President Obama’s decree last week will change that, over the hysterical cries and wounded laments of the mouthpieces for bigotry who keep the GOP going. Young people won’t be forever held hostage by the decisions made for them as infants and children by parents driven by desperation and need. Without even thinking terribly hard, I can come up with the names of two dozen young people I know who will benefit from this, and if I think, pray, and check my old class notes, that number would likely triple — or quadruple. And every one of these young people are as loved by their parents as my own children are by me; every one of them deserves the rights from having grown up in the United States as my kids have from having been born here.
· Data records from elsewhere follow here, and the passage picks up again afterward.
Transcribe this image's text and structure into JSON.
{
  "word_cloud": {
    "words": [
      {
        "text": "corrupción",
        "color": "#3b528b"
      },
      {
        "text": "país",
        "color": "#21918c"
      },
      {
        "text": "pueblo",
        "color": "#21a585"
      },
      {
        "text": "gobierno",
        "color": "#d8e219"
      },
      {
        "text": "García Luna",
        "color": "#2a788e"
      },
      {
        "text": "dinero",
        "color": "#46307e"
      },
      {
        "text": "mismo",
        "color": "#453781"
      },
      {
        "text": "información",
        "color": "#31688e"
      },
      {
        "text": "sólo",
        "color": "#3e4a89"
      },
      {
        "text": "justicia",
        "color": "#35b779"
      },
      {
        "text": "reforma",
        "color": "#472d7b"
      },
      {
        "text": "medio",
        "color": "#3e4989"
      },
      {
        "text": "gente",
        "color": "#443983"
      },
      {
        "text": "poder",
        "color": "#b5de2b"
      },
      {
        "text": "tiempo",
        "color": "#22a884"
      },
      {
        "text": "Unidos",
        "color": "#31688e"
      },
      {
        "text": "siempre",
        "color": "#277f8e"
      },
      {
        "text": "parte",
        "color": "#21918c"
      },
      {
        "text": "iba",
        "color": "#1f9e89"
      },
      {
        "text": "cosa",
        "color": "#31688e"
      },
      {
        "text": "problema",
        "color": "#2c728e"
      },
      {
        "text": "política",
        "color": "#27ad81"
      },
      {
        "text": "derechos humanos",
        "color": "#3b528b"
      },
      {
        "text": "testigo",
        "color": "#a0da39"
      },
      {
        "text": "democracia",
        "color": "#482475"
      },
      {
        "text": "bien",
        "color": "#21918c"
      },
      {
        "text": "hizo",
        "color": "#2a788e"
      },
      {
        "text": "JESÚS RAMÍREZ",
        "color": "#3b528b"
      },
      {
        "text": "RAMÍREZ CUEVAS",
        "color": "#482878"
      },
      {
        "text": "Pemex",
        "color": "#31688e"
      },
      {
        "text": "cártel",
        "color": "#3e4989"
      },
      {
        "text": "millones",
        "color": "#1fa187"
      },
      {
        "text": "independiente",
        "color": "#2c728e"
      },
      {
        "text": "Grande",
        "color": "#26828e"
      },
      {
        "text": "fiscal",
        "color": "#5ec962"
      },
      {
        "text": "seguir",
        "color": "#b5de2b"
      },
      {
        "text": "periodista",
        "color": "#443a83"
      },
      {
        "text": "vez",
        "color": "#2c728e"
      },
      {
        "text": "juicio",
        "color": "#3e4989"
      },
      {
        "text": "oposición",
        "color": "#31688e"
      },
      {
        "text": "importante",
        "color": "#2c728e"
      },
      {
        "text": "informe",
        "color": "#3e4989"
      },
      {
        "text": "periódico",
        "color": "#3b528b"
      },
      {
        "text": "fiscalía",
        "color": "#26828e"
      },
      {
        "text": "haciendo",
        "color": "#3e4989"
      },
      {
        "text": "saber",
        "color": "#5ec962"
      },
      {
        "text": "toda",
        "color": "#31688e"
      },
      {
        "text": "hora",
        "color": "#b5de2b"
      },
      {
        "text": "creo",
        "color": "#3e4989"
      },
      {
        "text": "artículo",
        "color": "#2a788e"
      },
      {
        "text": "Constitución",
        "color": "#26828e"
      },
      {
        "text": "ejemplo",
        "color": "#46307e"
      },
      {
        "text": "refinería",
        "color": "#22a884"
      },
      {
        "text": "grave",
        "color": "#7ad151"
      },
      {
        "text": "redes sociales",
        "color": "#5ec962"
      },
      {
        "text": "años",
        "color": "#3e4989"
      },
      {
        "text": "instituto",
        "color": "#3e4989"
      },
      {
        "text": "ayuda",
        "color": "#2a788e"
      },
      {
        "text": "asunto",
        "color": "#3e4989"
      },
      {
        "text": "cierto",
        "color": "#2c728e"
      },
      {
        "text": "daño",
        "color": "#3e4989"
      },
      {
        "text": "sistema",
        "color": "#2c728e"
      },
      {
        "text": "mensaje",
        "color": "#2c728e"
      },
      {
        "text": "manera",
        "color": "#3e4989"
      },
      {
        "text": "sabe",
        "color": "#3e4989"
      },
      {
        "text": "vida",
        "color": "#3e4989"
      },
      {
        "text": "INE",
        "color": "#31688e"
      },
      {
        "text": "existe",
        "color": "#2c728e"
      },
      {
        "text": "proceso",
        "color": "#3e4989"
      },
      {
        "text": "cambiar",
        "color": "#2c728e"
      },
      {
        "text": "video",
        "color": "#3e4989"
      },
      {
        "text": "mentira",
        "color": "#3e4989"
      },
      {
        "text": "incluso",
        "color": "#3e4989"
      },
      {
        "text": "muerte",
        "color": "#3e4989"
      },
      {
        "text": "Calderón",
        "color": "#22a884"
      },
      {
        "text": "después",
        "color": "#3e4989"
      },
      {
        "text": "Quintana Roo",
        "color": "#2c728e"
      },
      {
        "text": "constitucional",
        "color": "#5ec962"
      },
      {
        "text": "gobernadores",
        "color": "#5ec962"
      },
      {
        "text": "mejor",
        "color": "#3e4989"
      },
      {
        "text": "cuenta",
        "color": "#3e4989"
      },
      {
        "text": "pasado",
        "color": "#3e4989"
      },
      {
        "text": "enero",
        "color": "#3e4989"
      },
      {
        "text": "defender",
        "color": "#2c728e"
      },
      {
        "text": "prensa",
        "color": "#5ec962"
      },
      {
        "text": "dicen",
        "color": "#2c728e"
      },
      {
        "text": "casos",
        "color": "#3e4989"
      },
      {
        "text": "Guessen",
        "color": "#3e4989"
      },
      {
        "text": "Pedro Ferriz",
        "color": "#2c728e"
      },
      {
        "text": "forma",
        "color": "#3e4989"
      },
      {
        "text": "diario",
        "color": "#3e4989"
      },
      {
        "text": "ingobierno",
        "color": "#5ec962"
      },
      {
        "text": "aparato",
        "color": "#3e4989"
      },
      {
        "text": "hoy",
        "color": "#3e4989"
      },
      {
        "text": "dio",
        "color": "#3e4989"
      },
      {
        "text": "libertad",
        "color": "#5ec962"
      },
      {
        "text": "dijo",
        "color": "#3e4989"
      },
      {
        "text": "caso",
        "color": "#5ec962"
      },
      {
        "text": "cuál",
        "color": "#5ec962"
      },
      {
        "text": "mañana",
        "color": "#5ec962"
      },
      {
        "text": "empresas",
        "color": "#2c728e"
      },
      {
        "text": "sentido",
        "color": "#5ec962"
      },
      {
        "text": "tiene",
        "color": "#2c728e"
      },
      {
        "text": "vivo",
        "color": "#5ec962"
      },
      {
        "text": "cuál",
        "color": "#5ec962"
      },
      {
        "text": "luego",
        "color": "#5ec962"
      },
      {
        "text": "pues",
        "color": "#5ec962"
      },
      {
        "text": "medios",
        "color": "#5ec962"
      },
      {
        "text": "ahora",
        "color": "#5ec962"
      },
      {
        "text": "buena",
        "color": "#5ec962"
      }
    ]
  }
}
Enactment of a program like this has been on my prayer list since I first began teaching English in December 1989. It’s been a long, grueling, two-decades-plus wrestling match with the Lord in prayer, pleading for justice for my friends and others in their shoes. People I know and love now have a measure of safety in their lives that gives them some of the privileges easily held and entirely unearned by the American-born young people I know, and I believe that the Lord Jesus, in his own time, is pleased to bless our nation in this. As for me, I’m rejoicing in the answer to a prayer that pours justice and opportunity out on scores of my young friends, and I look forward to good things from them in response.